Today I want to help you to differentiate between love and infatuation. When we say we love, are we really sure we are not just caught in the heat of infatuation?
I long ago learnt that infatuation is derived from the French word 'fautus' meaning 'foolish', and this clearly means that if it's not true love, it is foolishness. I dare say we need to examine love on a deeper level; before saying that we love or are in love, we must also understand that there are different dimensions to this thing called love.
To many, it may be goosebumps on the arms or butterflies in the stomach, and to others, sleepless nights and too much salt in the meal. LOL.
I once sought the Oxford Dictionary to assist me with a definition, and it took five pages to define this phenomenon. My best definition, however, came from the Good Book itself in St John 3:16 'For God so loved the world that He gave ...", now if that isn't love, then the ocean is really dry.

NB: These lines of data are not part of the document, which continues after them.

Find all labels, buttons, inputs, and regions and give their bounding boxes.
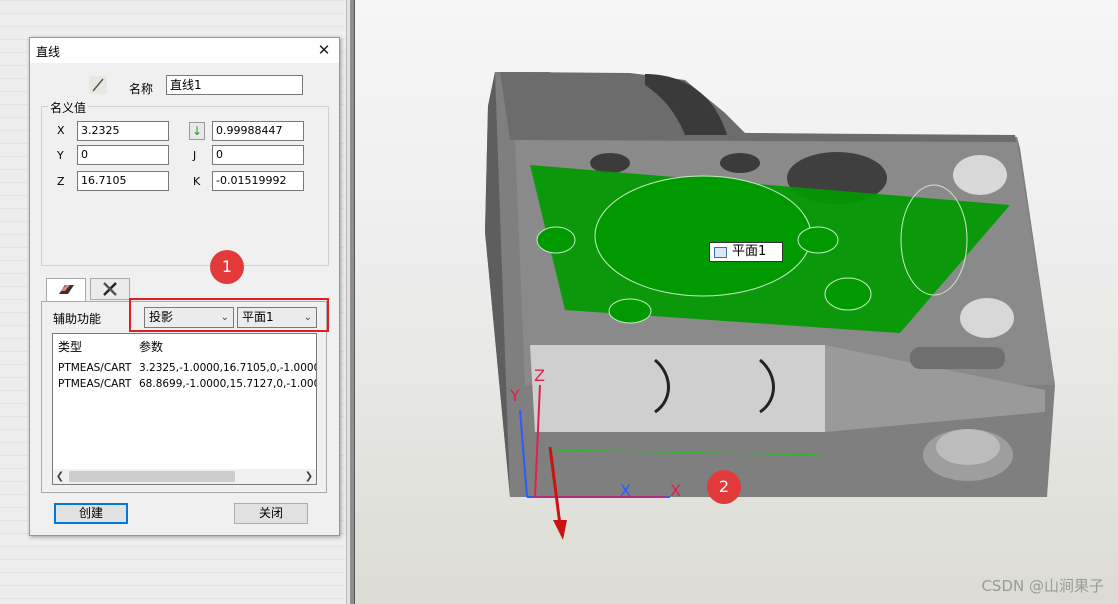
hole (590, 153, 630, 173)
z-axis-label: Z (534, 366, 545, 385)
highlight-box (129, 298, 329, 332)
scroll-left-icon[interactable]: ❮ (53, 469, 67, 484)
k-label: K (193, 175, 201, 188)
z-input[interactable]: 16.7105 (77, 171, 169, 191)
dialog-titlebar[interactable]: 直线 ✕ (30, 38, 339, 63)
plane-icon (714, 247, 727, 258)
hole (953, 155, 1007, 195)
nominal-group-label: 名义值 (48, 99, 89, 116)
part-model (485, 72, 1055, 540)
table-cell-params[interactable]: 68.8699,-1.0000,15.7127,0,-1.0000 (139, 378, 316, 390)
part-pocket (530, 345, 825, 432)
scroll-right-icon[interactable]: ❯ (302, 469, 316, 484)
tools-icon (103, 282, 117, 296)
name-label: 名称 (129, 82, 154, 96)
close-button[interactable]: 关闭 (234, 503, 308, 524)
plane-circle (824, 277, 872, 311)
hole (936, 429, 1000, 465)
table-cell-params[interactable]: 3.2325,-1.0000,16.7105,0,-1.00000 (139, 362, 316, 374)
name-input[interactable]: 直线1 (166, 75, 303, 95)
plane-circle (536, 226, 576, 254)
horizontal-scrollbar[interactable]: ❮ ❯ (53, 469, 316, 484)
hole (720, 153, 760, 173)
create-button[interactable]: 创建 (54, 503, 128, 524)
flip-vector-icon[interactable]: ↓ (189, 122, 205, 140)
hit-list[interactable]: 类型 参数 PTMEAS/CART 3.2325,-1.0000,16.7105… (52, 333, 317, 485)
aux-function-label: 辅助功能 (53, 312, 102, 326)
probe-arrow-head (553, 520, 567, 540)
y-input[interactable]: 0 (77, 145, 169, 165)
column-header-type[interactable]: 类型 (58, 338, 82, 355)
close-icon[interactable]: ✕ (313, 39, 335, 61)
z-label: Z (57, 175, 65, 188)
plane-label[interactable]: 平面1 (709, 242, 783, 262)
y-axis-label: Y (510, 386, 520, 405)
j-label: J (193, 149, 197, 162)
table-cell-type[interactable]: PTMEAS/CART (58, 362, 131, 374)
watermark: CSDN @山涧果子 (981, 577, 1104, 595)
x-label: X (57, 124, 65, 137)
annotation-badge-2: 2 (707, 470, 741, 504)
scrollbar-thumb[interactable] (69, 471, 235, 482)
plane-circle (594, 175, 812, 297)
i-input[interactable]: 0.99988447 (212, 121, 304, 141)
part-top-back (500, 72, 1017, 150)
hole (960, 298, 1014, 338)
column-header-params[interactable]: 参数 (139, 338, 163, 355)
plane-circle (608, 298, 652, 324)
tab-basic[interactable] (46, 278, 86, 302)
x-axis-label: X (620, 481, 631, 500)
tab-advanced[interactable] (90, 278, 130, 300)
table-cell-type[interactable]: PTMEAS/CART (58, 378, 131, 390)
x-input[interactable]: 3.2325 (77, 121, 169, 141)
j-input[interactable]: 0 (212, 145, 304, 165)
3d-viewport[interactable] (355, 0, 1118, 604)
y-label: Y (57, 149, 64, 162)
k-input[interactable]: -0.01519992 (212, 171, 304, 191)
dialog-title: 直线 (36, 45, 61, 59)
eraser-icon (59, 285, 74, 294)
x-axis-label-red: X (670, 481, 681, 500)
annotation-badge-1: 1 (210, 250, 244, 284)
plane-circle (797, 226, 839, 254)
slot (910, 347, 1005, 369)
line-dialog: 直线 ✕ 名称 直线1 名义值 X 3.2325 Y 0 Z 16.7105 ↓… (29, 37, 340, 536)
line-icon (89, 76, 107, 94)
plane-label-text: 平面1 (732, 244, 767, 259)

So we can deduct from this passage that Love gives and gives sacrificially. The Greek word love has four definitions which teach how it is to be expressed and the context in which it ought to be expressed. For example, 'Philio love' is friendship love. This kind of love can be expressed in a platonic relationship and does not necessarily have any sense of long-term commitment, on the other hand, the other Greek words 'Eros' and 'Storge' speaks to passionate and erotic love being expressed between a lovers or within a marriage relationship.
The fourth Greek word, which supersedes all the aforementioned, is the 'Agape love'. This mirrors the love that the Bible speaks to and is hardly found to be practiced in us humans. It is unconditional and sacrificial in its embodiment. It always seeks to give expecting nothing in return. It is what we call unconditional love.
How many of us can truly say we love unconditionally, that we love someone sacrificially to the detriment of our beautiful and handsome selves? Not many. However, passionate erotic expressions can be had in moments of ecstasy, where no loving commitment exists.
If I love you according to the Bible, I will be only too willing to give you everything and make sacrifices for you. Can infatuation do that? Can it hold up under that kind of strain? I think not. When we are infatuated, we are simply lusting, desiring what does not belong to us, and wanting it at all costs without thinking of the repercussions.
This feeling of love is too ephemeral, too shallow - no depth. This is merely a fluctuating emotion which is hot one moment and cold the next, leaving in its wake broken hearts, unrequited love, and a sense of shame, especially for the female lover.
If we must love, then be aware that love is not blind, it is not superficial, it seeks not for itself, but only for the other. If we have to love, note that it takes time to cultivate lasting love that will withstand the test of time.
It may start out being stolen hugs and kisses, but it will evolve with time and mature into deep and profound, long and lasting love that honours God and respects and cherishes the one being loved.